The name was given to the group by one of its members, the American poet Ezra Pound. Lewis explained that the name was inspired by the idea of looking into the centre of a whirlpool – the vortex – where the energy was most concentrated.
The movement began when Lewis founded the Rebel Art Centre as a meeting place for artists in March 1914, London. He wanted the centre to be an experimental space where artists could discuss their ideas. It closed after a few months due to intenral disputes.
Lewis published a confrontational manifesto in the movement’s magazine Blast, where he criticised the decadence of British art and culture and advocated for an aesthetic that would more accurately reflect the present day. ‘The New Vortex,’ he wrote, ‘plunges to the heart of the Present – we produce a New Living Abstraction’.
Blast outlined the Vorticist rejection of British traditions, moving away from traditional rural landscapes and nudes in favour of innovation and urbanisation. The magazine’s design epitmised this modernity.
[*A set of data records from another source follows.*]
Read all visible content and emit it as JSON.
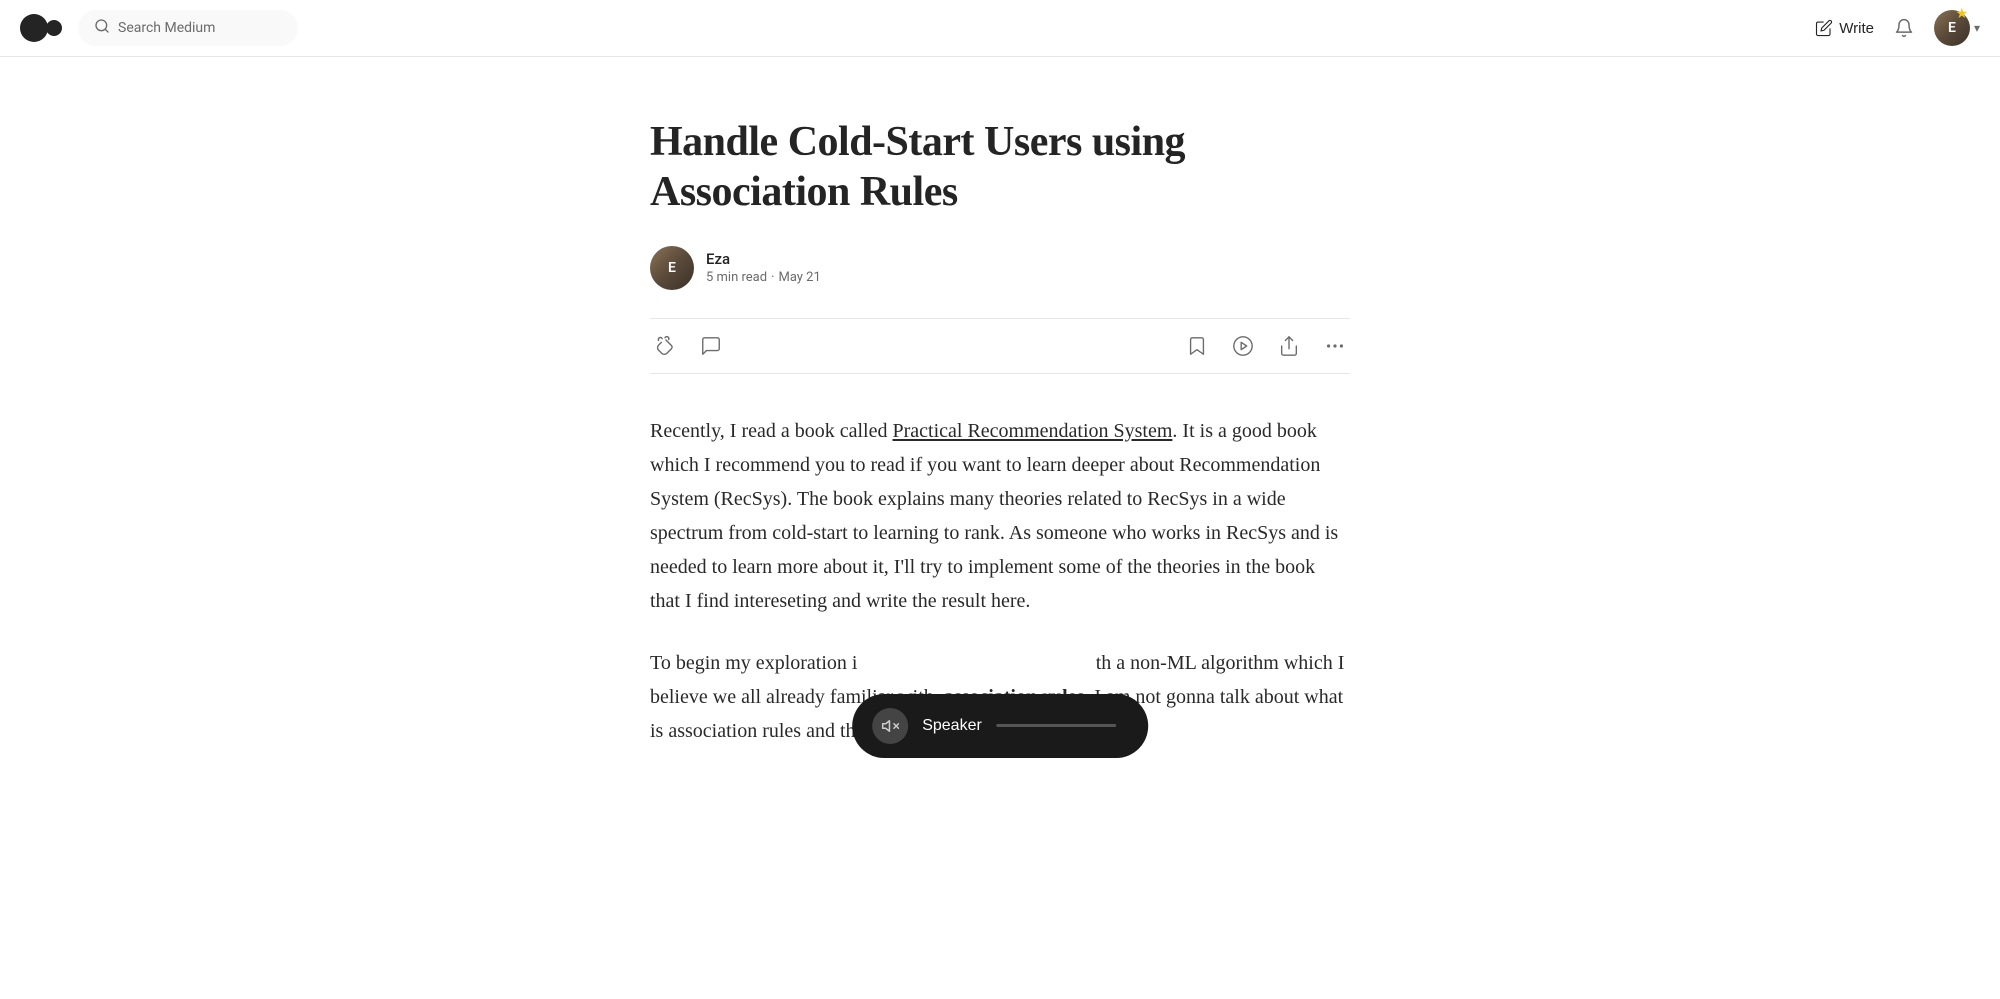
{
  "nav": {
    "search_placeholder": "Search Medium",
    "write_label": "Write",
    "logo_alt": "Medium logo"
  },
  "article": {
    "title": "Handle Cold-Start Users using Association Rules",
    "author": {
      "name": "Eza",
      "read_time": "5 min read",
      "date": "May 21"
    },
    "actions": {
      "clap_label": "Clap",
      "comment_label": "Comment",
      "bookmark_label": "Bookmark",
      "listen_label": "Listen",
      "share_label": "Share",
      "more_label": "More"
    },
    "body_para1": "Recently, I read a book called Practical Recommendation System. It is a good book which I recommend you to read if you want to learn deeper about Recommendation System (RecSys). The book explains many theories related to RecSys in a wide spectrum from cold-start to learning to rank. As someone who works in RecSys and is needed to learn more about it, I'll try to implement some of the theories in the book that I find intereseting and write the result here.",
    "body_para2_start": "To begin my exploration i",
    "body_para2_middle": "th a non-ML algorithm which I believe we all already familiar with,",
    "body_para2_bold": "association rules",
    "body_para2_end": ". I am not gonna talk about what is association rules and the algorithm behind it, you",
    "book_link_text": "Practical Recommendation System"
  },
  "speaker": {
    "label": "Speaker",
    "mute_icon": "🔇"
  }
}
Its cover was bright pink, and featured nothing but its name written in bold and diagonally orientated.
Only two editions of the magazine were published, the first in June 1914 just before the First World War broke out. The second, more solemn issue, subtitled ‘War Number,’ was published in July 1915. After its release, the first Vorticist exhibition was held in June 1915 in the Dore Gallery, London.
Other artists involved with the group were the paitnings Lawrence Atkinson, Cuthbert Hamilton, William Roberts, Edward Wadsworth, and the sculptors Sir Jacob Epstein and Henri Gaudier-Brzeska. Vorticism was one of the few avant-garde movements from the early 20th century that included women artists, among them Jessica Dismorr and Helen Saunders.
The first world war brought Vorticism to a premature end. Many of its artists were drafted to the frontlines, and several killed in action. Afterwards, Lewis attempted to revive it with Group X, but in Britain the terrible experiences of war brought a rejection of the avant-guard in favour of ‘the Return to Order,’ a revival of conservative art.
After years of neglect, a retrospective exhibition was held at the Tate Gallery in 1956, named Wyndham Lewis and Vorticism. The placing of Lewis alone at the apex of the movement angered other artists who had been involved and felt under-represented.
Though Voritcism was brief, it has been recognised as important for its contribution to modernism in Britain. More recent exhibitions, such as The Vorticists: Manifesto for the Modern World at Tate Britain in 2011, has done much place it in context, and establish the Vorticists’ position as harbringers of a modern aesthetic across media.